Friday, February 13, 2015

In the Family

Today needs a picture of a puppy. Here’s Vita, being rudely awakened from her beauty sleep yesterday:


I had a coworker that I had affectionately nicknamed "my little puppy", because she reminded me a little of Vita: small in stature, with short tousled hair, a sly and subtle sense of humor, and always first among us to greet and comfort others.

Sharon passed away earlier this week, suddenly and unexpectedly. We’re all taking it very, very hard at work. She was loved by everyone who knew her: I can think of no better epitaph for anyone.

(BTW, Vita has been a most effective grief counselor this week. When she's bad, she's Bad, but when she's good she's Wonderful.)

On a lighter note and slightly more cheerful note, here’s what I was going to write about this week - the Breyer Bolo Tie.


This is an example of one of the original releases that I found (of course) at the local flea market. One of the horn tips on the skull is broken, but since you don’t see them " in the wild" very often, I was happy just to rescue it.

The Bolo Tie was Breyer’s first retail "wearable" item, being released in 1972 and lingering in the line through 1976. Although it wasn’t hugely popular, it is also not a real difficult item to find in hobbyist circles: I think a lot of hobbyists bought them just for their sheer oddness, thus keeping most of them "in the family".

It was released with either black or brown woven plastic strings under the same number, #501. It was sculpted by Bob Scriver, who over a decade later gave us the Traditional Buckshot mold.

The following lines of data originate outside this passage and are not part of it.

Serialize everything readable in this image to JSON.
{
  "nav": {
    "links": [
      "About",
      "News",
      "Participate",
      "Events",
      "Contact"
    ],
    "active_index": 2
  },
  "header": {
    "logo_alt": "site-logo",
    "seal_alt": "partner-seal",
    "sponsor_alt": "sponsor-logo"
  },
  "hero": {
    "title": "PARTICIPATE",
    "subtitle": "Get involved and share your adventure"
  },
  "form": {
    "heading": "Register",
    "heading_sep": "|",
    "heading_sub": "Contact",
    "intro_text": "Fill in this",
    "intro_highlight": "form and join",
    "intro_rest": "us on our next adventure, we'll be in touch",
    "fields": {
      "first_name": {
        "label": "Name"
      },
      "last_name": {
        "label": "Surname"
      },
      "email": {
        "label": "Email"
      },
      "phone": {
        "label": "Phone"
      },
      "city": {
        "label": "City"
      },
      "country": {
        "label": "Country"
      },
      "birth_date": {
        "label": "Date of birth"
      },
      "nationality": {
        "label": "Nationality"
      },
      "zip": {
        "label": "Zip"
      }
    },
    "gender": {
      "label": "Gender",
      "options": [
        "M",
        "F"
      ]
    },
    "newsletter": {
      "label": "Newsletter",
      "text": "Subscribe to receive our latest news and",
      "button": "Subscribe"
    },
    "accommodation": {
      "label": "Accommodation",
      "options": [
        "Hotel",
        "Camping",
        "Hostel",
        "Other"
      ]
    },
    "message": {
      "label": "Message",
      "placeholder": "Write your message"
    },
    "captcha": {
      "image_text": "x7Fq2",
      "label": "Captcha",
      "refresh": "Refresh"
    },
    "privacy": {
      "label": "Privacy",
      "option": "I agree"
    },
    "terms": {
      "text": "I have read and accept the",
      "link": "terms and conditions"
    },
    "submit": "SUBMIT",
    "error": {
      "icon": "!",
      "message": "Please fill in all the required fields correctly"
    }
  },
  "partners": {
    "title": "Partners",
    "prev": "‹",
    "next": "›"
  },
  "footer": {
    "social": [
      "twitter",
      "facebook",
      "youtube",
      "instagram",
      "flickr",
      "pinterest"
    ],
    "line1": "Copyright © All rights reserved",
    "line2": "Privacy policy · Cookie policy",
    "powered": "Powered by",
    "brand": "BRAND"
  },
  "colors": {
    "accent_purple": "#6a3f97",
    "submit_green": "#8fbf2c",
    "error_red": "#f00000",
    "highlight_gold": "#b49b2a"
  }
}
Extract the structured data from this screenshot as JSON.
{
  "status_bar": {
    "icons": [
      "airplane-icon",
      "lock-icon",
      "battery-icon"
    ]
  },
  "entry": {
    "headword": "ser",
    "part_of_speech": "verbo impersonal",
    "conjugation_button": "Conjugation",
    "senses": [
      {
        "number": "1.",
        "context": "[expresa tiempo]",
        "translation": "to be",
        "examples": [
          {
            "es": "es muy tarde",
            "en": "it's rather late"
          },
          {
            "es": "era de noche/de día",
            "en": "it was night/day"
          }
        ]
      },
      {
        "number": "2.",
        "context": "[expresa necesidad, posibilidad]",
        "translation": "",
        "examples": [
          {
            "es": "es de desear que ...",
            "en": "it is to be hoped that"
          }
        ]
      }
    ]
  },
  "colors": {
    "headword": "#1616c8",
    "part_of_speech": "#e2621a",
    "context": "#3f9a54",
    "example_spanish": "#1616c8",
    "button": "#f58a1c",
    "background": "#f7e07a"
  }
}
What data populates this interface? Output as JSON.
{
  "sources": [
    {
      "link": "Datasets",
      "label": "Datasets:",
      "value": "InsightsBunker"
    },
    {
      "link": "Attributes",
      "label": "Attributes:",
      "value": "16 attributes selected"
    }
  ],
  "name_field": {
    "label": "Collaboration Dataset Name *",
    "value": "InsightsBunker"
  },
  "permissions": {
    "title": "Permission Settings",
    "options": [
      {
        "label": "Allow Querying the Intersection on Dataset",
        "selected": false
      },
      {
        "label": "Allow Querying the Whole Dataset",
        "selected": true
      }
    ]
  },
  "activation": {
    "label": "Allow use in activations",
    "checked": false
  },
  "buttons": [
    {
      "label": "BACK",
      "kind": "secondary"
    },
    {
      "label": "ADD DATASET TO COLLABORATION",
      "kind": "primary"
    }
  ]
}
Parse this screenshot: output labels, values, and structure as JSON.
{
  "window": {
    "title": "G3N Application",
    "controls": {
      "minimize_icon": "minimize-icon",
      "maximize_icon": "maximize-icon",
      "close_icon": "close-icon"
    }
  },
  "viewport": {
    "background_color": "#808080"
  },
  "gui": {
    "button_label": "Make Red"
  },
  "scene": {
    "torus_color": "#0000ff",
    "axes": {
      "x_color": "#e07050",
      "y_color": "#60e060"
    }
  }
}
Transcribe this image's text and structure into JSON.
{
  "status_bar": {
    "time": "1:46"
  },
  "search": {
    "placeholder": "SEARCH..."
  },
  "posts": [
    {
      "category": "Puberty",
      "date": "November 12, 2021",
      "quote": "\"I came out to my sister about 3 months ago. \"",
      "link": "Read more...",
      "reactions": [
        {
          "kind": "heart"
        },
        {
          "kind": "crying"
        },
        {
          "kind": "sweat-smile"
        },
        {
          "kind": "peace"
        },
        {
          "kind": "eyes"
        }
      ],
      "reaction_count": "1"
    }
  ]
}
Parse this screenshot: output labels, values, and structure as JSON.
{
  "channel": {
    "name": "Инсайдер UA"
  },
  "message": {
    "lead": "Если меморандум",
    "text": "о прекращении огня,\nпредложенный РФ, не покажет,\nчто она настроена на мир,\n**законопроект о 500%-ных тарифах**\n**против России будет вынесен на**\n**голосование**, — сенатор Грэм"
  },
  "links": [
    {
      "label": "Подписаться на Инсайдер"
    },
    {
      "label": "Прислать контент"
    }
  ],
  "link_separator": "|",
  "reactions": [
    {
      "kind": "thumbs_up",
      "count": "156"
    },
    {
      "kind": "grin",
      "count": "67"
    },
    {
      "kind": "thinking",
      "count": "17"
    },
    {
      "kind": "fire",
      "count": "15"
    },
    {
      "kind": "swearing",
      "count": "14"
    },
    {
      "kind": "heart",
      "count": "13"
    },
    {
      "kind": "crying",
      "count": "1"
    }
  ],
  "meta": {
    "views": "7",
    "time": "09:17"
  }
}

The Bolo Tie was reissued at Breyerfest as a "surprise" Special Run, in the arena sales area before it earned its "NPOD" sobriquet. First in 1998 in a similar colorway - charcoal gray with either brown or black woven leather strings - and then in 2000 in metallic gold and silver.

The SRs sell for about the same price the originals do, when they come up for sale: most of the people who bought them in the store have also kept them. Although rare, in a technical sense, they’re one of those specialty items that appeals mostly to nerdier among us. 

2 comments:

Sydney said...

Interesting. I have something interesting for you. I got the Santiago polo pony and found that there was a sticker that said, limited to 3000 pieces. I pulled the sticker up and underneath it it originally said 3500 pieces. My though is that they pulled 500 from the line to save. What do you think?

ANDREA said...

Those sort of last minute changes happen all the time; that one just happened so late that it left a little evidence behind.

I have no idea the reason; if I were to guess, it'd have something to do with the difficulties they've been having mastering the new dappling technique.